Photo of Xiao Sun

Artificial intelligence & robotics

Xiao Sun

He designs imprecise—but energy-efficient—AI hardware and software.

Year Honored
2021

Organization
IBM

Region
Global

Hails From
US

Artificial-intelligence systems often require a vast amount of computation. That’s why in recent years, AI hardware researchers have been striving to achieve lower precision, which is good enough to produce a correct answer but avoids the use of calculations that require keeping track of lots of digits.

Deep learning relies on networks that might have dozens of layers, and millions, or even billions, of parameters that must be adjusted to the correct values, a process called training the network. This often takes days or weeks of computations using hundreds of specialized chips.

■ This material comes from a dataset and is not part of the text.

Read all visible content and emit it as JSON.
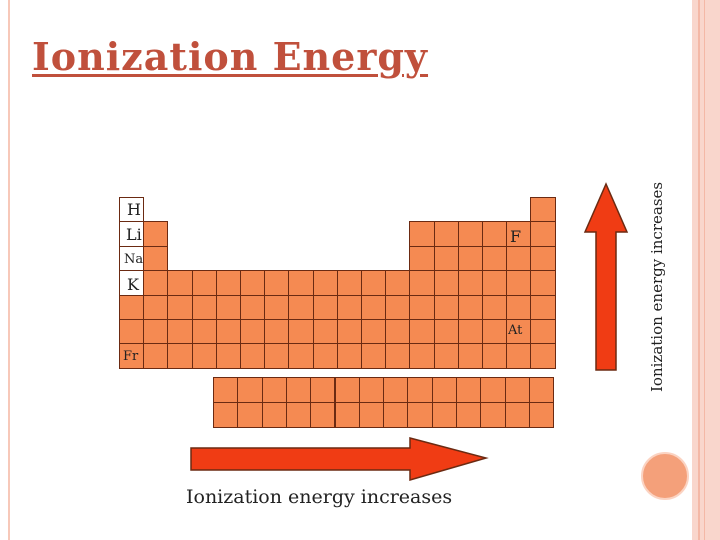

Xiao Sun is part of a research group at IBM that has been finding ways to perform those computations using three-digit, or even just two-digit, numbers (in contrast, a modern laptop or cell phone uses 20 digits to make calculations, while most dedicated machine-learning chips use five). 

The real trick is in finding techniques that allow for small numbers to be used throughout the computation. You might still have to do many trillions of computations, but each one will be far simpler. This saves both time and energy—using two-digit numbers is more than 20 times more energy efficient than doing the same calculations using numbers in the billions, according to a paper by Sun and colleagues at IBM.

In February, IBM announced a new chip, based in part on Sun’s work, that trains neural networks using computations involving mostly three-digit numbers. The company hopes to use it not only to train large neural networks in cloud computing centers but also in mobile phones that could train on local data.